Informações adicionais
Este trabalho foi apresentado em dois artigos científicos intitulados “First Detection of Methyl Isocyanate (CH3NCO) in a solar-type Protostar” de R. Martín-Doménech et al. e “The ALMA-PILS survey: Detection of CH3NCO toward the low-mass protostar IRAS 16293-2422 and laboratory constraints on its formation”, de N. F. W. Ligterink et al.. Ambos os artigos serão publicados na mesma edição da revista da especialidade Monthly Notices of the Royal Astronomical Society.
Uma das equipas é composta por: R. Martín-Doménech (Centro de Astrobiología, Espanha), V. M. Rivilla (INAF-Osservatorio Astrofisico di Arcetri, Itália), I. Jiménez-Serra (Queen Mary University of London, Reino Unido), D. Quénard (Queen Mary University of London, RU), L. Testi (INAF-Osservatorio Astrofisico di Arcetri, Itália; ESO, Garching, Alemanha; Excellence Cluster “Universe”, Alemanha) e J. Martín-Pintado (Centro de Astrobiología, Espanha).
A outra equipa é composta por: N. F. W. Ligterink (Laboratório de Astrofísica Sackler, Observatório de Leiden, Holanda), A. Coutens (University College London, RU), V. Kofman (Laboratório de Astrofísica Sackler, Holanda), H. S. P. Müller (Universität zu Köln, Alemanha), R. T. Garrod (University of Virginia, EUA), H. Calcutt (Instituto Niels Bohr & Museu de História Natural, Dinamarca), S. F. Wampfler (Centro do Espaço e Habitabilidade, Suíça), J. K. Jørgensen (Instituto Niels Bohr & Museu de História Natural, Dinamarca), H. Linnartz (Laboratório de Astrofísica Sackler, Holanda) e E. F. van Dishoeck (Observatório de Leiden, Holanda; Max-Planck-Institut für Extraterrestrische Physik, Alemanha).
O ESO é a mais importante organização europeia intergovernamental para a investigação em astronomia e é de longe o observatório astronómico mais produtivo do mundo. O ESO é financiado por 16 países: Alemanha, Áustria, Bélgica, Brasil, Dinamarca, Espanha, Finlândia, França, Holanda, Itália, Polónia, Portugal, Reino Unido, República Checa, Suécia e Suíça, assim como pelo Chile, o país de acolhimento.
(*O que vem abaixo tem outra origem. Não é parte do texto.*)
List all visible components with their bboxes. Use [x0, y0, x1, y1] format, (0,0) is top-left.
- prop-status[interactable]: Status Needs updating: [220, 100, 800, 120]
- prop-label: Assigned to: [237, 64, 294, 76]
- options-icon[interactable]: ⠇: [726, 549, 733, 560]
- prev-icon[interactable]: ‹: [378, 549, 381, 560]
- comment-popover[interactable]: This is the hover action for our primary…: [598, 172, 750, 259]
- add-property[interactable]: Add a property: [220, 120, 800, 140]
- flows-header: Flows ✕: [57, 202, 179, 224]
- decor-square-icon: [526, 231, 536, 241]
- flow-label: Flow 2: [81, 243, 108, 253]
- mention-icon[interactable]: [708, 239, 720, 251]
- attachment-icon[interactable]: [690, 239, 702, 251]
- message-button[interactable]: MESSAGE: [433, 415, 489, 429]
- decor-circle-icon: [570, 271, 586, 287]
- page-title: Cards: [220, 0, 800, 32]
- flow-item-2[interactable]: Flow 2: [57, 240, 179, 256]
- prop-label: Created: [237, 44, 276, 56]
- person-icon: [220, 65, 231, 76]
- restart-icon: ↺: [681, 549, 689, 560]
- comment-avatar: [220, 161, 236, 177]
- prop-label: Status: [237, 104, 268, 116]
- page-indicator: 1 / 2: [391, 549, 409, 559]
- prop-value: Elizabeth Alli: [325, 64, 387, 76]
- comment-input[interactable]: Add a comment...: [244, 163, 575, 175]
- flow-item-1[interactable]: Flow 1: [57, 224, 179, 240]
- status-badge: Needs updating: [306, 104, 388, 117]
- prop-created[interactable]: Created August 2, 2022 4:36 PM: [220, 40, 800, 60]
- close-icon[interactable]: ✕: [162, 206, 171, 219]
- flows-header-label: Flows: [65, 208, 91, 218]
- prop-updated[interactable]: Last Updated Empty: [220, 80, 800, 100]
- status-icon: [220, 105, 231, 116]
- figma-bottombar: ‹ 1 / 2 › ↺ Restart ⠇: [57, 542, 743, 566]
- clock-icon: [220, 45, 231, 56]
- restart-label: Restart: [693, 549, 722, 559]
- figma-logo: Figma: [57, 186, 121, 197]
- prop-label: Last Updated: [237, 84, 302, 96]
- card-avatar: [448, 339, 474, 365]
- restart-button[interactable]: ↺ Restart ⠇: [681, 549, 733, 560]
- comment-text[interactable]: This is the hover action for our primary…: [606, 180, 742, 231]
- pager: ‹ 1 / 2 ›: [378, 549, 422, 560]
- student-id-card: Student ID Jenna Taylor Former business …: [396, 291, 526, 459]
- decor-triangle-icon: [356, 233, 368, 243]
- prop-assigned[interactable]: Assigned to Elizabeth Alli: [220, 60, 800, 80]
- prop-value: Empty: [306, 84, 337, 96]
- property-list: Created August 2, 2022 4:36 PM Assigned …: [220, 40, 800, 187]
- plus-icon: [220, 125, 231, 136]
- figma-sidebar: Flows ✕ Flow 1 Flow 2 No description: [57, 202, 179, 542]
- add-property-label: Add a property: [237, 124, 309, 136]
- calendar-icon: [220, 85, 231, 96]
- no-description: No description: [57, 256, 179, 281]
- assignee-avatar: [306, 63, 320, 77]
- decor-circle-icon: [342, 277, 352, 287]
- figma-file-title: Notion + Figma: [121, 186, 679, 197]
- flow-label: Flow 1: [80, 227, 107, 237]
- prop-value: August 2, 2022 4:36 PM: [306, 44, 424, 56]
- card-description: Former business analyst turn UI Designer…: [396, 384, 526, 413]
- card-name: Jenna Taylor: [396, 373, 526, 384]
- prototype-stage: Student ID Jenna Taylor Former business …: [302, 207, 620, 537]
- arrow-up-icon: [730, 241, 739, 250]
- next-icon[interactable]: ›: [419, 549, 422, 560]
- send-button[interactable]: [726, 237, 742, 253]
O ESO destaca-se por levar a cabo um programa de trabalhos ambicioso, focado na concepção, construção e operação de observatórios astronómicos terrestres de ponta, que possibilitam aos astrónomos importantes descobertas científicas. O ESO também tem um papel importante na promoção e organização de cooperação na investigação astronómica. O ESO mantém em funcionamento três observatórios de ponta no Chile: La Silla, Paranal e Chajnantor. No Paranal, o ESO opera o Very Large Telescope, o observatório astronómico óptico mais avançado do mundo e dois telescópios de rastreio. O VISTA, o maior telescópio de rastreio do mundo que trabalha no infravermelho e o VLT Survey Telescope, o maior telescópio concebido exclusivamente para mapear os céus no visível. O ESO é um parceiro principal no ALMA, o maior projeto astronómico que existe atualmente. E no Cerro Armazones, próximo do Paranal, o ESO está a construir o Extremely Large Telescope (ELT) de 39 metros, que será “o maior olho do mundo virado para o céu”.